If you follow the Republican line of thinking, the cessation of benefits is a necessary disaster. Cut off the bennies, all those lazy people will be forced to seek employment even if it's not in their field. Accountants will become farm workers, and factory workers will learn how to work in livestock and slaughter operations. Teachers can learn to flip burgers and clean hotels with great precision, thereby setting fine examples to all the kids coming out of high school and college.

#30 - December 1956
A new labor class emerges. These workers are highly educated and often highly skilled but unable to find jobs commensurate with experience and knowledge. Those entering this new work pool are needed to fill positions vacated by illegal aliens. Now if you're part of this new class, these jobs will get some income into your pocket even if the rate is minimum wage, the hours may not be regular or permanent, and it's unlikely there are benefits like health insurance or vacation days.

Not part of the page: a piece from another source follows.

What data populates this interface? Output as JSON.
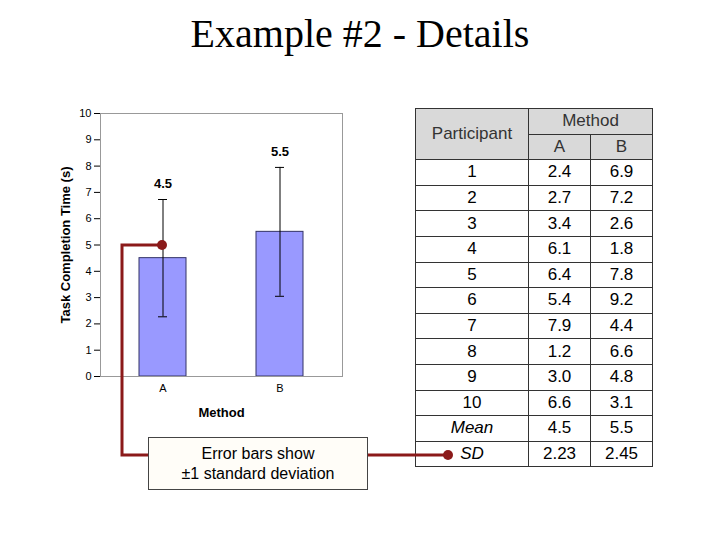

The Democrats, on the other hand, know that their approval ratings are equally in the toilet, so they're betting the farm, the factory, the schools, the libraries, and the clinics that the people in their district/state want something "else," so they just stomp on their own ideas in order to look like their fighting for something, only they're not really fighting for anything. They can rant and rave about the need to protect the elderly, the poor, the disadvantaged children, the huddled masses yearning to be free and whatever else they want to parade down 5th Avenue, but the truth of the matter is that they are not standing up for anyone or anything. They are merely enabling those who would be midwife to the birth of that new labor class while looking pathetically helpless. 

These clowns just don't get it. Not the right, not the left, not even the center. 

So don't count on any extension on jobless benefits. The shift of jobs is going to happen, and it will be sooner rather than later just based on the inaction of Congress. Of course, a really good pandemic would significantly help cull the herd.

The Wifely Person's Tip o'the Week
The Talmud says it is the responsibility of parents 
to teach each child how to swim and a trade.
If you think about it, these two things are the keys to surviving in an adverse world.